May 04, 2012|By John E. McIntyre | The Baltimore Sun

It's not that I mind being treated as an oracle — it's a little flattering to be consulted on points of language and usage. But I sometimes wonder why people write to me for answers that are, or ought to be, near at hand to them.

When someone poses a question about usage, the first book I usually reach for (yes, little ones, Mr. John still believes in books) is Bryan Garner's Garmer's Modern American Usage. Though his prefaces bristle a little about descriptivists, he is the very model of a modern moderate prescriptivist. The third edition of his manual rates disputed usages on a continuum of acceptability. If you want advice on what is conventional in contemporary American formal writing, he's as good a guide as you can get.
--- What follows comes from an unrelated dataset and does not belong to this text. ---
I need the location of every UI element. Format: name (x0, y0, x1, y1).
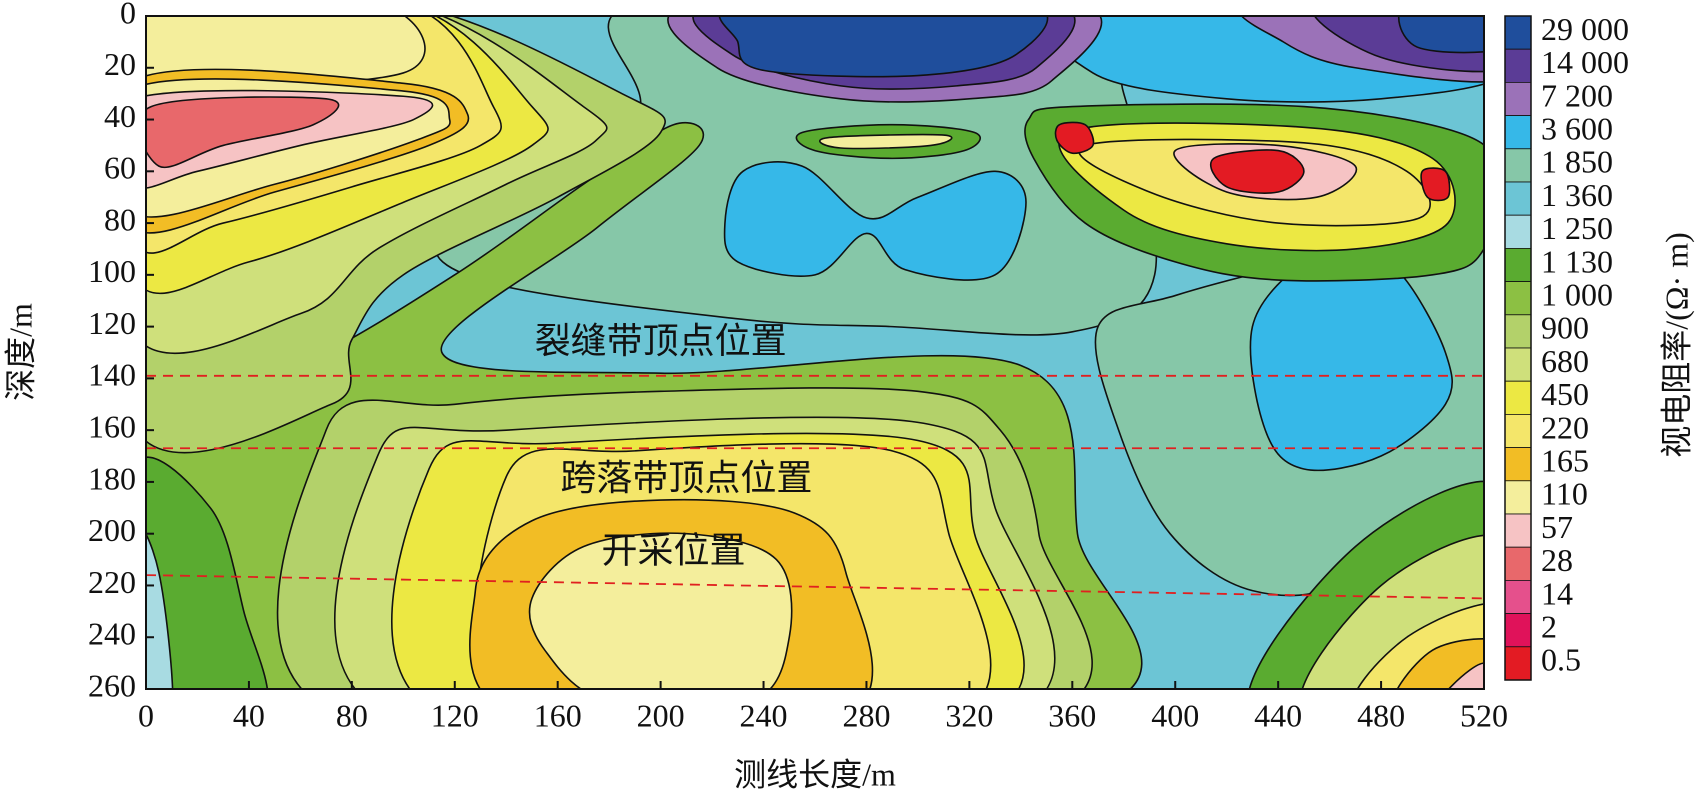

The next reference I check is Merriam-Webster's Dictionary of English Usage. Rather more descriptivist than Garner's, MWDEU also gives a fuller account of historical patterns of usage and thus assists the reader in developing an informed opinion.

I'll venture to say that if you do not own and consult these two books, you will have a difficult time operating as a reliable editor.

There are others, of course. I have a sentimental attachment to Fowler, and for the Olympian pronouncements in John Bremner's Words on Words, though both are limited for current purposes. I have taken to recommending Mignon Fogarty's Grammar Girl books to my students and anyone else who finds Garner's and MWDEU a little intimidating. She's approachable, and her advice is usually quite sound.

But you, you twenty-first-century type, won't be satisfied without electronic resources, will you?

The exchanges at Language Log are usually stimulating and informative. Its posts are episodic, but if you do a search on certain keywords, you can find collections of posts. Passives, will direct you to a multitude of posts on people's ignorant and misinformed strictures on use of the passive voice.

Motivated Grammar has a post, "Debunked Myths," with links to dozens of points of dispute about grammar and usage. His motto, "Prescriptivism Must Die!" will telegraph his approach, but he is informed and persuasive, and you need to grasp the arguments on these points.

Grammar Girl, being ubiquitous, is also online, as are Patricia T. O'Conner and Stewart Kellerman of Grammarphobia.com.

And there is always [cough] this blog, where you are always welcome and which will not do you harm. You would do well to have a look at the bloggers I cite favorably, and steer clear of the writers I deplore.